Saturday June 23, 2018 15:10

Thirst and Drought: Assad's New Weapon in Northern Homs

May 17th, 2017 by Iqtissad (independent economic magazine)

The regime's deliberate blocking of water to the Al-Rastan Dam could result in an environmental disaster for entire villages which rely on the Orontes River for food, income and irrigation, Iqtissad writes

Thirst and Drought: Assad

The land between the Al-Rastan Dam and Orontes River is considered the main agricultural land and “bread basket” for the northern countryside of Homs, as it helps supply the local market with more than 75 percent of vegetables and crops during four years of blockade.

Over the last five years, there has been no significant decrease in the level of water passing through the dam, enabling farmers to irrigate their crops like potatoes, onions, tomatoes and others.

However, the Assad regime recently started cutting the level of water flowing from the Orontes River from Qattinah Lake (which lies 40 kilometers upstream), threatening farmers’ crops and the amount of fish in the area.

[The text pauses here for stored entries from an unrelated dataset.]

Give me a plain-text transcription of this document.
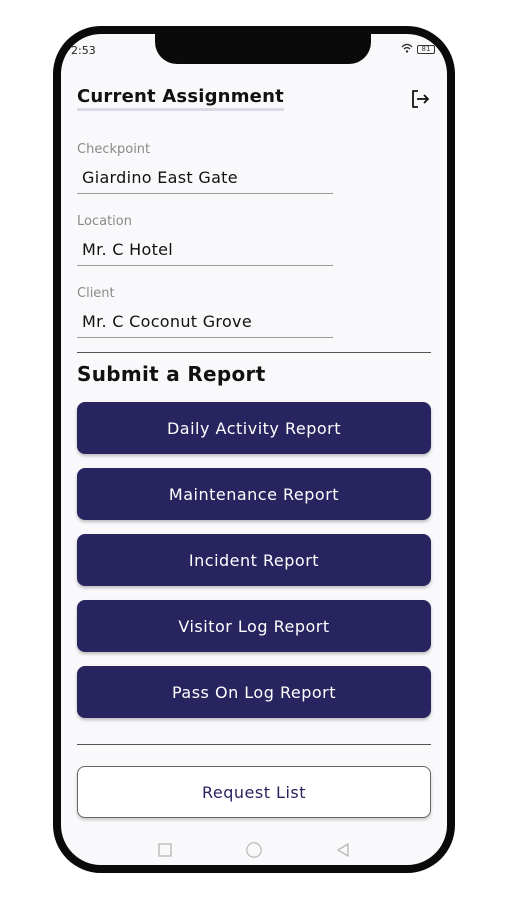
2:53	81
Current Assignment
Checkpoint
Giardino East Gate
Location
Mr. C Hotel
Client
Mr. C Coconut Grove
Submit a Report
Daily Activity Report
Maintenance Report
Incident Report
Visitor Log Report
Pass On Log Report
Request List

Farmer Abou Mohamad, who relies on the Al-Rastan Dam to irrigate his land, told Iqtissad: “Last year we were worried about the drop of the water level, because if that happened the pumps’ consumption of diesel would increase to 20 liters per an hour, However, this year, with the recent drop of water level, the pumps' consumption raised to more than 25 liters per an hour.”

When the Syrian regime closed the water gates between Qattinah Lake and the Orontes, the villages of Al-Ganto, Deir Maala and Granada were hit by drought.

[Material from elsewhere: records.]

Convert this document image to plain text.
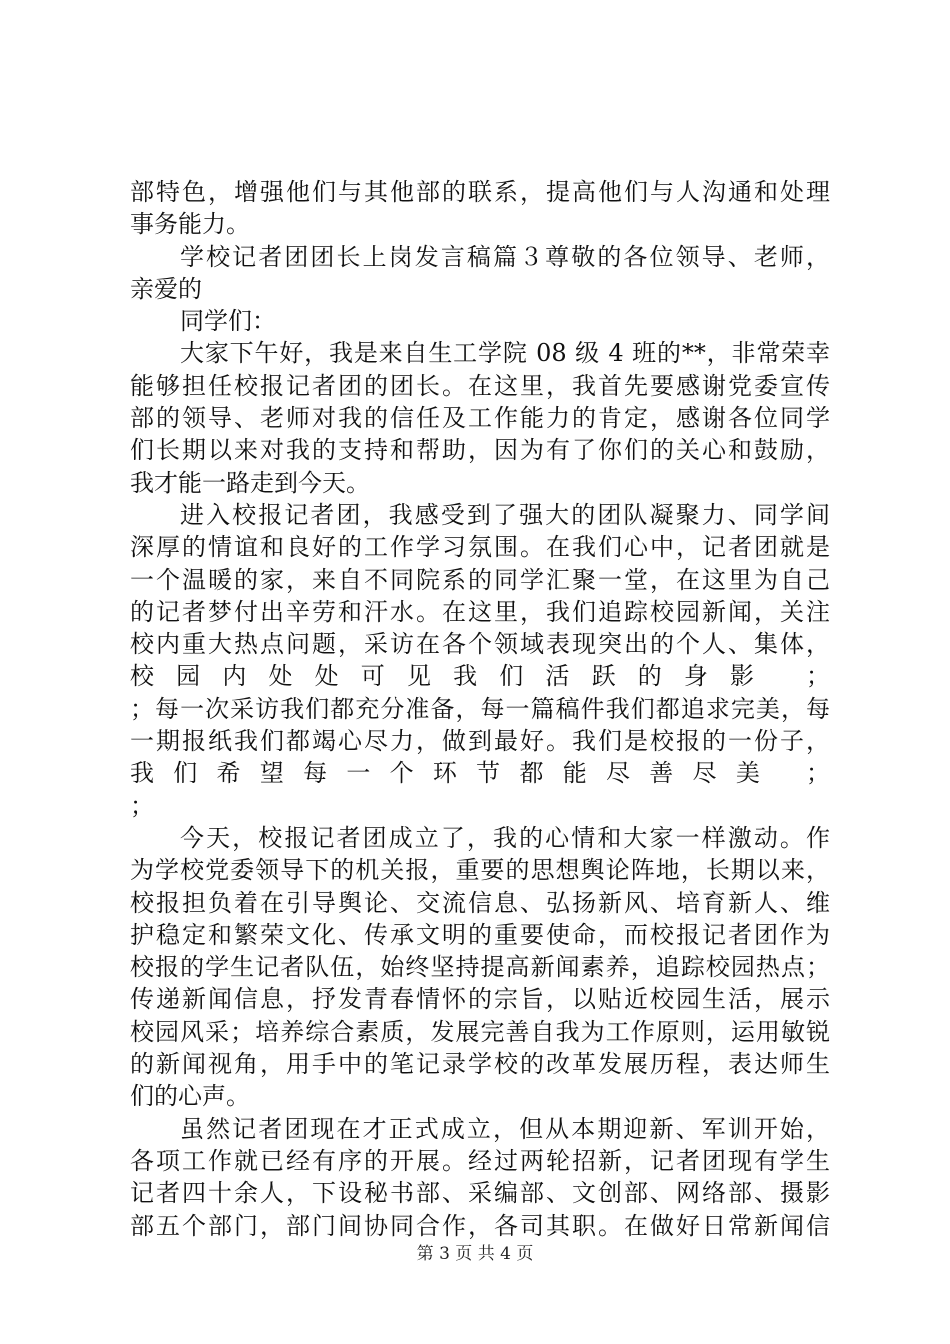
部特色，增强他们与其他部的联系，提高他们与人沟通和处理
事务能力。
学校记者团团长上岗发言稿篇３尊敬的各位领导、老师，
亲爱的
同学们：
大家下午好，我是来自生工学院 08 级 4 班的**，非常荣幸
能够担任校报记者团的团长。在这里，我首先要感谢党委宣传
部的领导、老师对我的信任及工作能力的肯定，感谢各位同学
们长期以来对我的支持和帮助，因为有了你们的关心和鼓励，
我才能一路走到今天。
进入校报记者团，我感受到了强大的团队凝聚力、同学间
深厚的情谊和良好的工作学习氛围。在我们心中，记者团就是
一个温暖的家，来自不同院系的同学汇聚一堂，在这里为自己
的记者梦付出辛劳和汗水。在这里，我们追踪校园新闻，关注
校内重大热点问题，采访在各个领域表现突出的个人、集体，
校园内处处可见我们活跃的身影 ；
；每一次采访我们都充分准备，每一篇稿件我们都追求完美，每
一期报纸我们都竭心尽力，做到最好。我们是校报的一份子，
我们希望每一个环节都能尽善尽美 ；
；
今天，校报记者团成立了，我的心情和大家一样激动。作
为学校党委领导下的机关报，重要的思想舆论阵地，长期以来，
校报担负着在引导舆论、交流信息、弘扬新风、培育新人、维
护稳定和繁荣文化、传承文明的重要使命，而校报记者团作为
校报的学生记者队伍，始终坚持提高新闻素养，追踪校园热点；
传递新闻信息，抒发青春情怀的宗旨，以贴近校园生活，展示
校园风采；培养综合素质，发展完善自我为工作原则，运用敏锐
的新闻视角，用手中的笔记录学校的改革发展历程，表达师生
们的心声。
虽然记者团现在才正式成立，但从本期迎新、军训开始，
各项工作就已经有序的开展。经过两轮招新，记者团现有学生
记者四十余人，下设秘书部、采编部、文创部、网络部、摄影
部五个部门，部门间协同合作，各司其职。在做好日常新闻信
第 3 页 共 4 页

Already financially overstretched, local farmers pitched in to buy a system for drawing water to irrigate their lands, but the recent drop in water levels has made it difficult to irrigate a single field.

Abou Manhal, an agricultural engineer, told Iqtissad that the level of water had decreased significantly in the last 15 years since drought struck the Al-Ghab Plain.

The drop in fish numbers in the Orontes also poses a risk for locals, as 15 percent of the population of the northern countryside rely on fishing as a main source of income.

Abou Fayez, a resident of the town of Granada, told Iqtissad that he took up fishing for work after his release from prison. He said that with the drying of the lake during mating season, a drop in fish numbers would mean a certain drop in his source of income as well.

This article was edited by The Syrian Observer. Responsibility for the information and views set out in this article lies entirely with the author.